Poster C: This group clearly “gets” how to make points in this game! As they explain, they try to go as far as they can in order to rack up points. They do make an interesting mistake, however: for (–3 x 5) they take five steps of –3 rather than 3 backwards steps of 5. Does this matter? Not really, but they did not fully internalize the conventions we adopted for this lesson.
Facilitate a discussion of the different approaches. Select a sequence of posters to use that will help students move from their current thinking (Levels 1–2) up to Level 3 or 4.
Level 1: Students create only straightforward calculations such as –2 × 4 = –8 and 2 × 5 + 1 = 11. No obvious attempt to use negative numbers to get a higher score.
Level 2: Students might add a negative instead of a positive in order to get a higher score, e.g., 2 × 7 + (–3) = 11. That is, there’s some attention to getting a higher score, but no ingenious use of multiplication. Students might also include an additional operation to get a higher score, e.g., 2 × 9 + (–2) – 5 = 11. Or they might subtract a negative to get a positive result, e.g., –4 – (3 × –5) = 11.
Level 3: Students multiply two negatives together in order to make a positive number, e.g., (–2) × (–7) + (–3) = 11.
Level 4: Students find ways to go long distances in their walks, for example, by changing direction.

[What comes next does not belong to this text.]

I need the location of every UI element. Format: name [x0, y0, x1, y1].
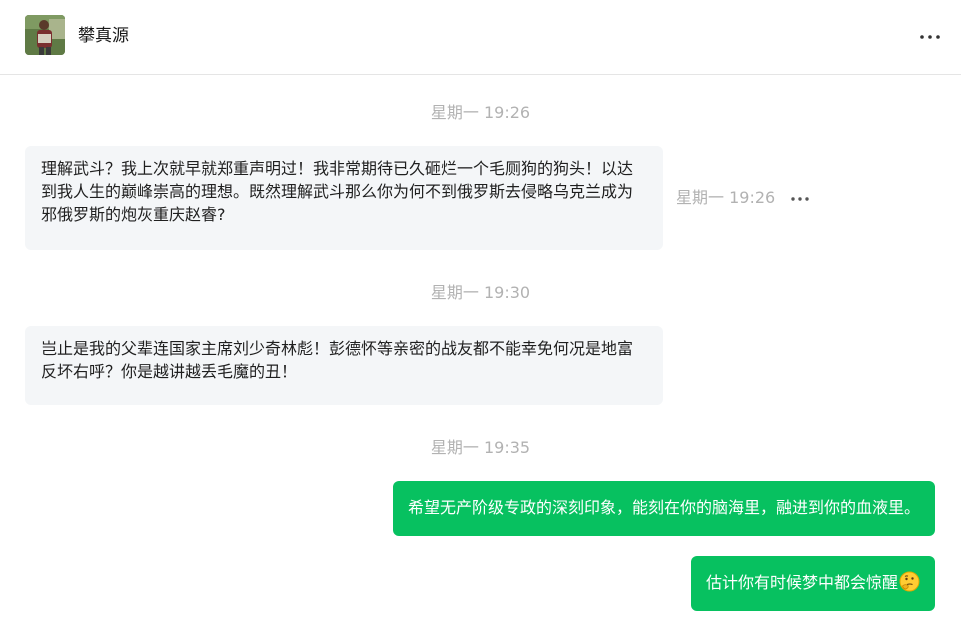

An example is (3 × (–3)) + ((–4) × (–5)) = 11. This approach shows that they recognize that larger numbers (positive or negative) give higher scores, so it’s an advantage to go in the opposite direction first so they can come back over a greater distance.
The task where students choose their own goal-number and explain the reason is particularly telling. There, the astute student will pick a large positive or negative number in order to have a longer distance to travel. As a further refinement, students might see that they score more if the two factors are quite different. For example 5 × 6 = 30, which scores 21: (5 + 10 + 6). But 9 × 3 = 27 (a smaller product) scores 22: (9 + 10 + 3). Of course, –9 × –3 scores even more!
Questions to ask across presentations:
Finally, close the discussion by filling in Slide #7.
Distribute Handout #3. Have students work individually or in pairs.
The tasks here are straightforward, but highlight some deep mathematics. First, they ask students to think about the properties of all the points on the plane: of all the points, which have a positive product of their coordinates? This is actually the same idea as for all of graphing: when we graph y = 3x + 1, say, we’re shading all the points on the plane where that is true.
Second, we ask students where the product is zero. This is good thinking practice for understanding what an intercept means (that one of the coordinates is zero) and for understanding the all-important zero-product property that comes into play in a big way in algebra.
About Models of Multiplication
This lesson uses a number-line model of multiplication. You take a number of steps, and each step is so many units long. The total distance is the product of those two numbers. We model negative numbers in this situation by facing in the negative direction, by walking backwards, or both (see the slides for details). We hope this model will make sense to students, and help them see that if they face backwards, and step backwards, they move forwards: a negative times a negative is positive.
Number lines in Grade 7? You bet. They are a clear model of the entire number system, not just a tool for multiplication. They also help students prepare for further math: first, they’re the one-dimensional analog of the all-important Cartesian plane. If you can’t navigate a number line, you are sure to get lost on the plane. Secondly, our model for addition (and multiplication as repeated addition), often using arrows, mimics what students will see later when they study vectors. This leads, eventually, to understanding complex numbers and linear algebra.